In all honesty, I’m no more likely to prescribe Latuda today than I was last week.  But I do feel more confident in my knowledge about it.  It is as if I had spent five hours yesterday studying the Latuda clinical trials and the published Prescribing Information, except that I did it in a far more engaging forum.  As I mentioned to a few people (including Mr Davis), if all drug companies were to hold events like this when they launch new agents, rather than letting doctors decipher glossy drug ads in journals or from their drug reps, doctors would be far better educated than they are now when new drugs hit the market.

But this is a very slippery slope.  In fact, I can’t help but wonder if we may be too far down that slope already.  For better or for worse, Steve Stahl’s books have become de facto “standard” psychiatry texts, replacing classics like Kaplan & Sadock, the Oxford Textbook, and the American Psychiatric Press books.  Stahl’s concepts are easy to grasp and provide the paradigm under which most psychiatry is practiced today (despite his own misgivings—see above).  However, his industry ties are vast, and his “education” company, Neuroscience Education Institute (NEI), has close connections with medical communications companies who are basically paid mouthpieces for the pharmaceutical industry.  Case in point: Arbor Scientia, which was hired by Sunovion to organize yesterday’s symposium—and similar ones in other cities—shares its headquarters with NEI in Carlsbad, CA, and Mr Davis sits on NEI’s Board.

We may have already reached a point in psychiatry where the majority of what we consider “education” might better be described as marketing.  But where do we draw the line between the two?  And even after we answer that question, we must ask, (when) is this a bad thing?  Yesterday’s Sunovion symposium may have been an infomercial, but I still felt there was a much greater emphasis on the “info-” part than the “-mercial.”  (And it’s unfortunate that I’d be reported as a recipient of pharmaceutical money if I had attended the conference after January 1, 2012, but that’s for another blog post.)  The question is, who’s out there to make sure it stays that way?
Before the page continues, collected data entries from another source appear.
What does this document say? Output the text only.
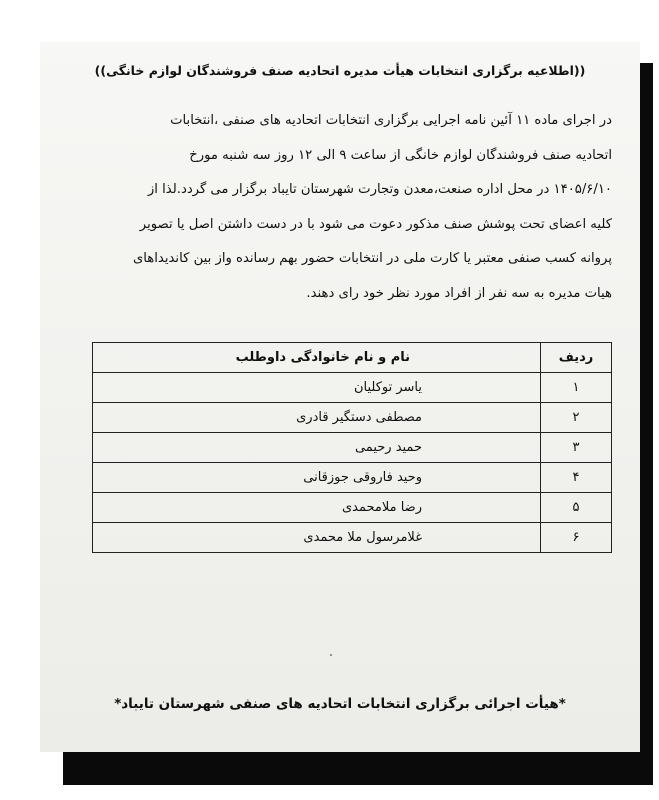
((اطلاعیه برگزاری انتخابات هیأت مدیره اتحادیه صنف فروشندگان لوازم خانگی))
در اجرای ماده ۱۱ آئین نامه اجرایی برگزاری انتخابات اتحادیه های صنفی ،انتخابات
اتحادیه صنف فروشندگان لوازم خانگی از ساعت ۹ الی ۱۲ روز سه شنبه مورخ
۱۴۰۵/۶/۱۰ در محل اداره صنعت،معدن وتجارت شهرستان تایباد برگزار می گردد.لذا از
کلیه اعضای تحت پوشش صنف مذکور دعوت می شود با در دست داشتن اصل یا تصویر
پروانه کسب صنفی معتبر یا کارت ملی در انتخابات حضور بهم رسانده واز بین کاندیداهای
هیات مدیره به سه نفر از افراد مورد نظر خود رای دهند.
ردیف	نام و نام خانوادگی داوطلب
۱	یاسر توکلیان
۲	مصطفی دستگیر قادری
۳	حمید رحیمی
۴	وحید فاروقی جوزقانی
۵	رضا ملامحمدی
۶	غلامرسول ملا محمدی
*هیأت اجرائی برگزاری انتخابات اتحادیه های صنفی شهرستان تایباد*
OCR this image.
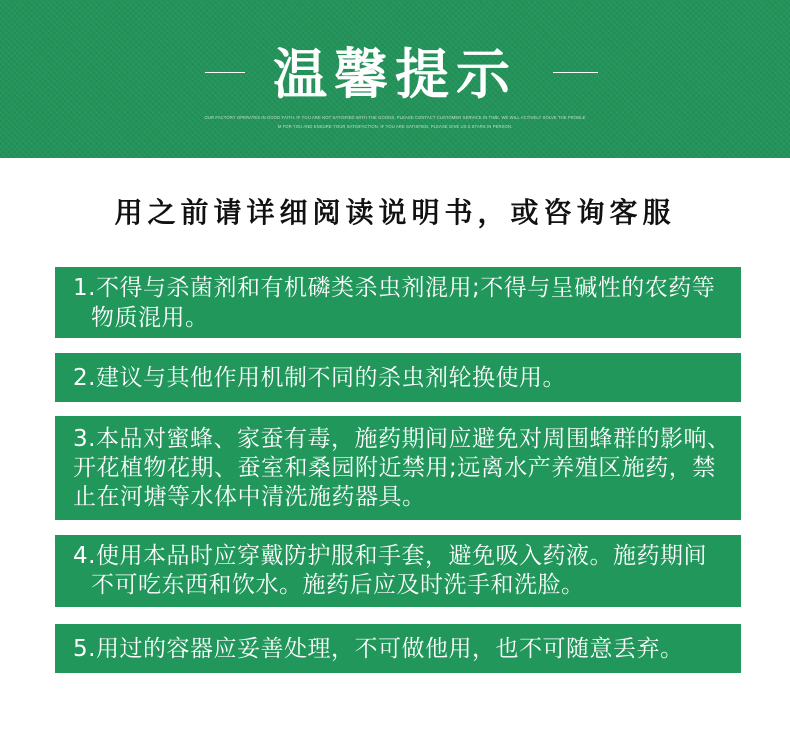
温馨提示
OUR FACTORY OPERATES IN GOOD FAITH. IF YOU ARE NOT SATISFIED WITH THE GOODS, PLEASE CONTACT CUSTOMER SERVICE IN TIME. WE WILL ACTIVELY SOLVE THE PROBLE
M FOR YOU AND ENSURE YOUR SATISFACTION. IF YOU ARE SATISFIED, PLEASE GIVE US 5 STARS IN PERSON.
用之前请详细阅读说明书，或咨询客服
1.不得与杀菌剂和有机磷类杀虫剂混用;不得与呈碱性的农药等
物质混用。
2.建议与其他作用机制不同的杀虫剂轮换使用。
3.本品对蜜蜂、家蚕有毒，施药期间应避免对周围蜂群的影响、
开花植物花期、蚕室和桑园附近禁用;远离水产养殖区施药，禁
止在河塘等水体中清洗施药器具。
4.使用本品时应穿戴防护服和手套，避免吸入药液。施药期间
不可吃东西和饮水。施药后应及时洗手和洗脸。
5.用过的容器应妥善处理，不可做他用，也不可随意丢弃。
I’ve written before that I don’t know whom to trust anymore in this field.  Seemingly “objective” sources—like lectures from my teachers in med school and residency—can be heavily biased, while “advertising” (like yesterday’s symposium) can, at times, be fair and informative.  The end result is a very awkward situation in modern psychiatry that is easy to overlook, difficult to resolve, and, unfortunately, still ripe for abuse.